Un dépassement du seuil de 1,5 °C désormais « inévitable »
Dans son communiqué, le secrétaire général des Nations unies, António Guterres, a averti que « le dépassement temporaire du seuil de 1,5 °C est désormais inévitable, au plus tard au début des années 2030 ». Ce constat fait écho aux conclusions des experts du Programme des Nations unies pour l’environnement (PNUE), qui notent que les émissions mondiales de gaz à effet de serre ont augmenté de 2,3 % en 2024, malgré la multiplication des engagements climatiques.
Le rapport précise que « la moyenne pluri-décennale de la température mondiale dépassera 1,5 °C, très probablement dans la prochaine décennie ». Autrement dit, même un ralentissement immédiat des émissions ne suffirait plus à éviter un pic temporaire au-delà de ce seuil. Cette situation aurait des conséquences majeures : aggravation des vagues de chaleur, accentuation des sécheresses, accélération de la fonte des glaciers et élévation plus rapide du niveau des mers.
La directrice exécutive du PNUE, Inger Andersen, a reconnu que « les plans climatiques nationaux ont permis quelques progrès, mais ils restent loin d’être suffisants ». Selon elle, la trajectoire actuelle « met en danger la stabilité climatique mondiale et exige une transformation systémique ».
Des engagements encore trop faibles pour respecter l’Accord de Paris
À la date du 30 septembre 2025, seule un tiers des parties à l’Accord de Paris avaient soumis une nouvelle contribution nationale déterminée (NDC). Le manque d’ambition de ces engagements freine l’action collective. Le PNUE souligne que les promesses successives faites par les États « n’ont pas permis de combler l’écart entre les objectifs et la réalité ».
Le rapport rappelle que les pays ont eu « trois occasions de respecter les promesses faites dans le cadre de l’Accord de Paris, et qu’à chaque fois ils sont passés à côté de leurs cibles ». Les politiques actuelles, si elles demeurent inchangées, mèneraient à un réchauffement de 2,8 °C d’ici 2100. Un tel niveau compromettrait la résilience des écosystèmes et accentuerait les inégalités entre pays, notamment ceux qui subissent déjà de plein fouet les effets du réchauffement.
Le réchauffement climatique, une menace mondiale persistante
Les données du Emissions Gap Report confirment que les émissions de gaz à effet de serre continuent d’augmenter dans la plupart des grandes économies, en dépit des progrès réalisés dans les énergies renouvelables. L’ONU appelle à une réduction immédiate et massive des émissions pour éviter un emballement du système climatique.
Selon le rapport, le monde se trouve « hors trajectoire » pour atteindre les objectifs de neutralité carbone à l’horizon 2050. Pour y parvenir, il faudrait réduire les émissions mondiales de près de 45 % d’ici 2030 par rapport aux niveaux de 2010, une baisse que rien ne laisse entrevoir aujourd’hui.
L’organisation insiste sur la nécessité d’une transition énergétique plus rapide, fondée sur la sortie progressive des combustibles fossiles, l’efficacité énergétique et l’augmentation du financement climatique en direction des pays vulnérables.

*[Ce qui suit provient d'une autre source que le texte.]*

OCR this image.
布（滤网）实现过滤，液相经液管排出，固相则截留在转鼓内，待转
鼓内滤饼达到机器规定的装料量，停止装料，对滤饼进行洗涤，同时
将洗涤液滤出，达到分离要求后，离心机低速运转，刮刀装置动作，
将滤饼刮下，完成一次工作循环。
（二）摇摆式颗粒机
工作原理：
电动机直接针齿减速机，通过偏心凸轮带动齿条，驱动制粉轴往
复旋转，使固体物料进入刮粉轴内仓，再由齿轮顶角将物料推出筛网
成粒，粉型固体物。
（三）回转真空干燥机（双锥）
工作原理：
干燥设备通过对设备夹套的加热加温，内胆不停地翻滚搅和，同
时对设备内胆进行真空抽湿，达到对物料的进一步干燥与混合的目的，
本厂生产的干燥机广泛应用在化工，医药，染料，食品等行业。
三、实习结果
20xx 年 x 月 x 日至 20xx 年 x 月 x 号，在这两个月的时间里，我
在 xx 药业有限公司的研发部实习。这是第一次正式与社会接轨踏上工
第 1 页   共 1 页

Le constat dressé par l’ONU ne laisse guère de place à l’optimisme, mais il ne ferme pas la porte à l’action. L’institution appelle les gouvernements à renforcer immédiatement leurs plans climatiques, à mobiliser des financements massifs pour la transition énergétique et à soutenir les régions les plus exposées aux effets du réchauffement. António Guterres a rappelé que « le monde doit choisir entre une action ambitieuse aujourd’hui ou un désastre climatique demain ». Derrière cet avertissement, c’est la crédibilité même de l’Accord de Paris qui se joue.